20081112

59 Nyack Maria Leslie Grey



After my tour around Nyack, I made my way to Maria's, where she and Leslie and I were joined by Maria's husband, Grey--a lanky fellow with a balding forehead. He wore a yellow oxford shirt and punctuated his resonant speech with a sharp laugh and a forearm shooting upwards. Pregnant Maria sprawled on the couch beside him, while Leslie and I parked ourselves in separate chairs opposite.

"What you are doing has very few precedents," Grey said, "What'd you call it: 'anthropological art criticism?' It's that--slash--travelogue--slash--Working by Studs Terkel."

"Exactly," I responded. "I actually graduated from Northwestern with a degree in an obscure major all about oral storytelling: The Oral Interpretation of Literature."

"Ha," Grey roared. "I have a Theater degree from Northwestern."

We gossiped about teachers we knew in common and learned that I had seen a show in 1989 in Gloucester, Massachusetts, that Grey had directed.

Grey continued, "It's almost like this kind of joke Hopper is playing. 'My paintings will hang in all these different towns. And someone is going to come along and have to figure me out by traveling all around.' Hopper didn't stay put. And that was part of his message. 'I'm gonna do urban; I'm gonna do rural; I'm gonna do coast.' People in his day were trying to figure out 'How do I live in the city?'"

Leslie noted, "His rural is never as lonely as being alone in the city."

"But that's the thing about the city and the country," Maria pointed out. "It's dislocation. And that's the American dream, in an odd way."

Grey said, "Hopper's rural stuff is like the country store in Seven A.M."

Maria turned to Leslie, "That's the place where I told you I looked at the painting and said, 'I know that place'."

Leslie objected, "But it's not … true. That cannot be (what do you call it?) 'certified.' Nobody knows exactly where something was painted."

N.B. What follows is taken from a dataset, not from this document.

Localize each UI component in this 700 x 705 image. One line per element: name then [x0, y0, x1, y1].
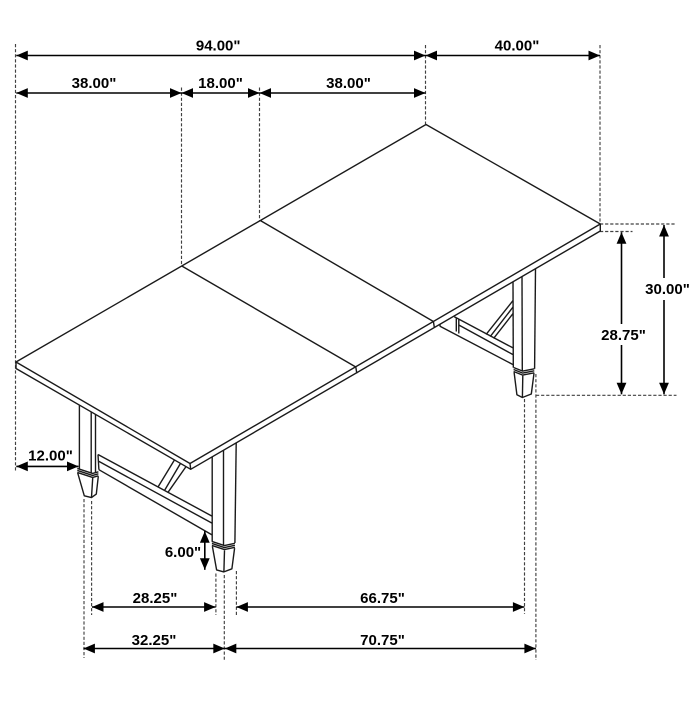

"Hopper," Maria observed, "had a woman that was very devoted to him and that he also loved. He did exactly what he loved in his painting. He had his car, did his travels. He had a house, Washington Square, the most stimulating environment to be in at that time in the whole country, and in Cape Cod, the most empty, beautiful space you could ever want. Wasn't he a really happy guy? Yet the paintings don't depict that kind of euphoria, or even marginal happiness."

Grey said, "Forget about happiness. Contentment is the deeper, richer thing, and you see that in him. Sunshine is pretty happy."

Maria said, "Yeah, but it's kind of missing that soul. The people in his paintings: Where's the spirit? If it's there, it's murky and it's way down in."

Leslie said, "I think he just wanted to record things, moments."

Maria said, "I think he was very Zen, in the sense of that moment, that light, that building, that day."

Leslie said, "You don't have to solve the human dilemma in a painting. You can report or reveal this lonely side of being a human being and isolated, and it doesn't necessarily have to be negative or sad. It just is."